Por Victória Cirino
Em fevereiro deste ano, foi publicado na revista PLOS ONE um artigo com a participação de pesquisadores do INPD (Cristiane S. Paula, Isabel A. S. Bordin, Jair Jesus Mari e Luis A Rohde) em parceria com pesquisadores da Fiocruz-RJ (Evandro S Coutinho, Luciane Velasque). O artigo é oriundo do Projeto 1 e buscou mapear o uso da rede de saúde mental por crianças e adolescentes, uma vez que há, do ponto de vista global, uma lacuna entre a demanda por esses serviços e o uso efetivo por parte dos usuários. O artigo tem acesso livre por meio do link: http://www.ncbi.nlm.nih.gov/pmc/articles/PMC3928169/
O estudo fez um mapeamento em quatro regiões geoeconômicas do Brasil, com o intuito de compreender quais são as barreiras que afastam crianças e adolescentes dos serviços de saúde mental no país. A investigação em diferentes regiões demográficas é inédita e essencial para o mapeamento do uso da rede de saúde no país, pois há grande diferença de indicadores sociais entre estados do norte e do sul.
Mais de 1.700 crianças entre 6 e 16 anos participaram do estudo, provenientes de escolas públicas de quatro municípios pertencentes a regiões distintas do país. Foram aplicados questionários e escalas nos participantes a fim de definir quais crianças e adolescentes apresentavam transtornos psiquiátricos e, portanto, que deveriam receber assistência por profissionais de saúde mental. O uso de serviços de saúde mental referiu-se ao atendimento de um psiquiatra, psicólogo e/ou neurologista nos últimos 12 meses.
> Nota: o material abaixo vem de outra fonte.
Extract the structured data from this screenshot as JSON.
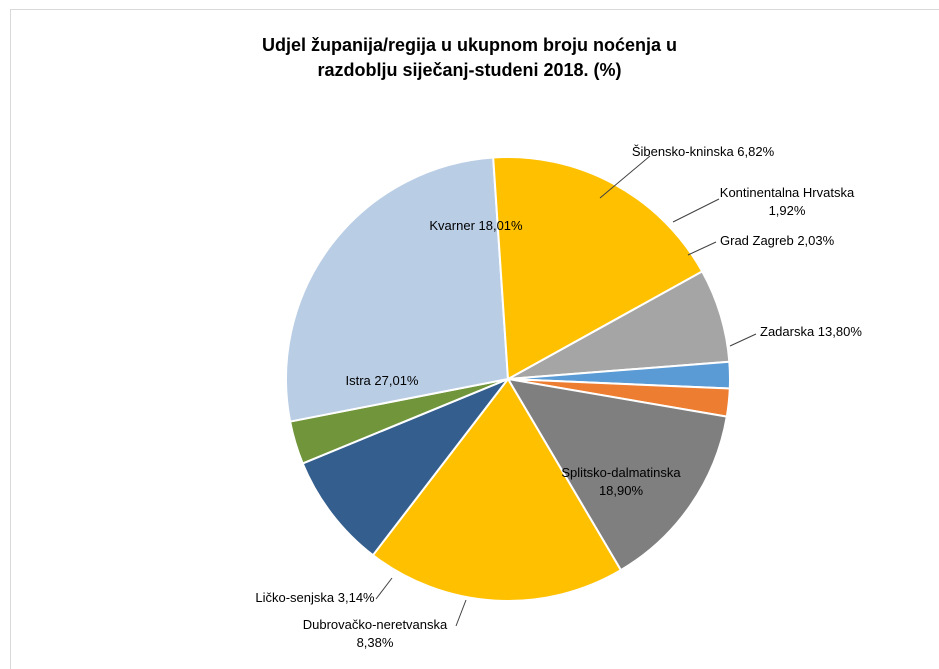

A prevalência de transtornos psiquiátricos de qualquer espécie foi de 13,1% do total da amostra. Somente 19,8% daqueles que apresentaram algum tipo de transtorno psiquiátrico foram atendidos por um dos profissionais citados acima nos últimos 12 meses.
O menor uso dos serviços de saúde mental esteve associado com alguns fatores importantes. Por exemplo, sujeitos do gênero feminino frequentaram menos esses serviços do que os do gênero masculino. Além disso, crianças e adolescentes com desempenho escolar satisfatório também fazem menos uso dos serviços de saúde mental. Por fim, crianças moradoras de regiões mais carentes, filhas de mães/responsáveis que vivem com parceiros e provenientes de famílias com renda baixa também apresentaram menor uso dos serviços de saúde mental. Esse resultado serve de alerta por indicar que, além do baixo acesso ao tratamento da amostra total, certos grupos de crianças e adolescentes que necessitam de atendimento tem acesso ainda menor a assistência especializada.
Um outro dado interessante encontrado na pesquisa é o fato de que 84,9% dos participantes que fizeram uso dos serviços de saúde mental terem sido atendidos por psicólogos. Esse dado reflete a falta de médicos no sistema de saúde brasileiro, principalmente de psiquiatras especializados na infância e na adolescência: há um psiquiatra para cada 75 unidades básica de saúde no país, ao passo que há um psicólogo para cada 7 unidades. Sabe-se também que além do número reduzido, a distribuição de psiquiatras é extremamente irregular, sendo concentrada nas grandes cidades brasileiras.
Esse dado reflete bem o panorama nacional no qual há pouco financiamento destinado a serviços de saúde mental, principalmente àqueles especializados na infância e na adolescência, assim como há uma distribuição irregular de verba segundo diferentes regiões brasileiras.
Espera-se que os resultados dessa pesquisa contribuam para políticas públicas mais eficazes no campo da saúde mental da infância e adolescência, com propostas que ajudem por exemplo a diminuir o estima dos usuários, associadas a um maior treinamento de profissionais da saúde e educação. O fato de que alunos com melhor rendimento escolar serem menos encaminhados aos serviços de saúde mental indica que professores desempenham um papel fundamental na identificação dos sintomas, o que fortalece o argumento a favor de um maior treinamento de educadores.
O artigo constitui um dos primeiros passos dados para a compreensão das lacunas no acesso de crianças e adolescentes a serviços de saúde mental no Brasil. A partir de estudos como este, é possível desenvolver estratégias para melhorar o quadro da saúde mental brasileira, uma vez que as intervenções em saúde mental realizadas durante a infância e a adolescência estão relacionadas com uma melhor qualidade de vida posterior.